The central two pages of the book are on “The Transformation”, a description of what happens when a werewolf changes from human to bestial form. It looks specifically at the eyes, mouth, feet, ears, and hands. There is also a bit about skinwalker changes. The layout on these pages is a little unusual with some of the text wrapping across both pages. It makes for an interesting visual effect (especially as that text is laid over an illustration of the moon) in the actual printed book, but it does make reading from a pdf (which is how I read the book since my print copy had not yet arrived) rather difficult as you need to flip back and forth between the pages. Setting the pdf reader to show two pages side-by-side can solve the problem, but not all readers will do that (I can’t do that on my tablet, for example). It’s a minor nitpick, but one that can cause annoyance. Overall, however, these two pages make great added flavour.
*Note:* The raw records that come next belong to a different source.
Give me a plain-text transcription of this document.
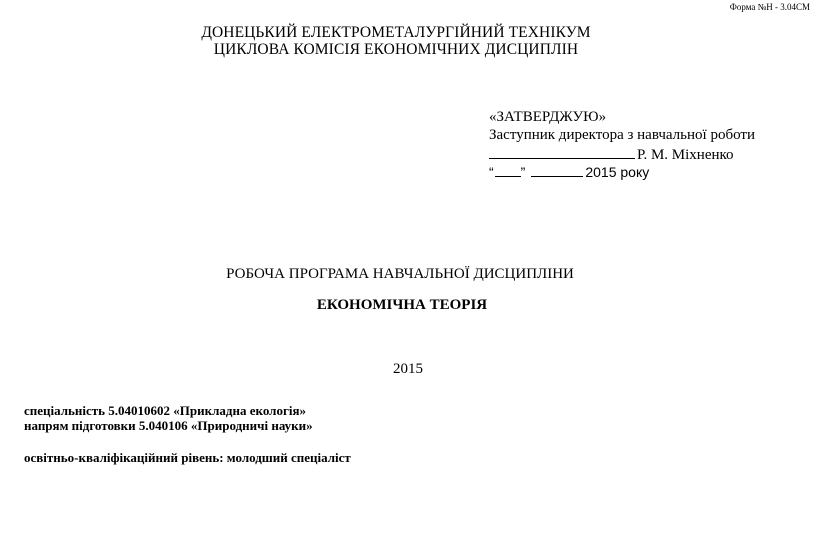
Форма №Н - 3.04СМ
ДОНЕЦЬКИЙ ЕЛЕКТРОМЕТАЛУРГІЙНИЙ ТЕХНІКУМ
ЦИКЛОВА КОМІСІЯ ЕКОНОМІЧНИХ ДИСЦИПЛІН
«ЗАТВЕРДЖУЮ»
Заступник директора з навчальної роботи
Р. М. Міхненко
“ ”	2015 року
РОБОЧА ПРОГРАМА НАВЧАЛЬНОЇ ДИСЦИПЛІНИ
ЕКОНОМІЧНА ТЕОРІЯ
2015
спеціальність 5.04010602 «Прикладна екологія»
напрям підготовки 5.040106 «Природничі науки»
освітньо-кваліфікаційний рівень: молодший спеціаліст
Another section towards the end of the book deals with lycanthropes and the moon. It discusses theories on why the moon affects lycanthropic transformations, but there’s really not a lot of detail on that. The majority of the section contains a new oracle mystery: lunar. There is also an interesting sidebar containing suggestions on what to do if the campaign is set in a location with more than one moon. Unfortunately, it ignores the possibility of a setting with no moon at all, but the final suggestion of simply ignoring lunar cycles completely and establishing a “werewolf standard time” will work just as well in settings without a moon. The final section of the book, “Lycanthropic Gear”, contains new equipment and magic items that skinwalkers and lycanthrope may find particularly useful, although they could be of use to other characters as well.

On the whole, Blood of the Moon is not a book that will be useful for every campaign. It’s a niche product and many campaigns will likely have limited use for it. However, people who want to add a touch of lycanthropic flavour to their campaign or just want the option of playing new races will find the book adds a lot of useful options and more importantly, flavour.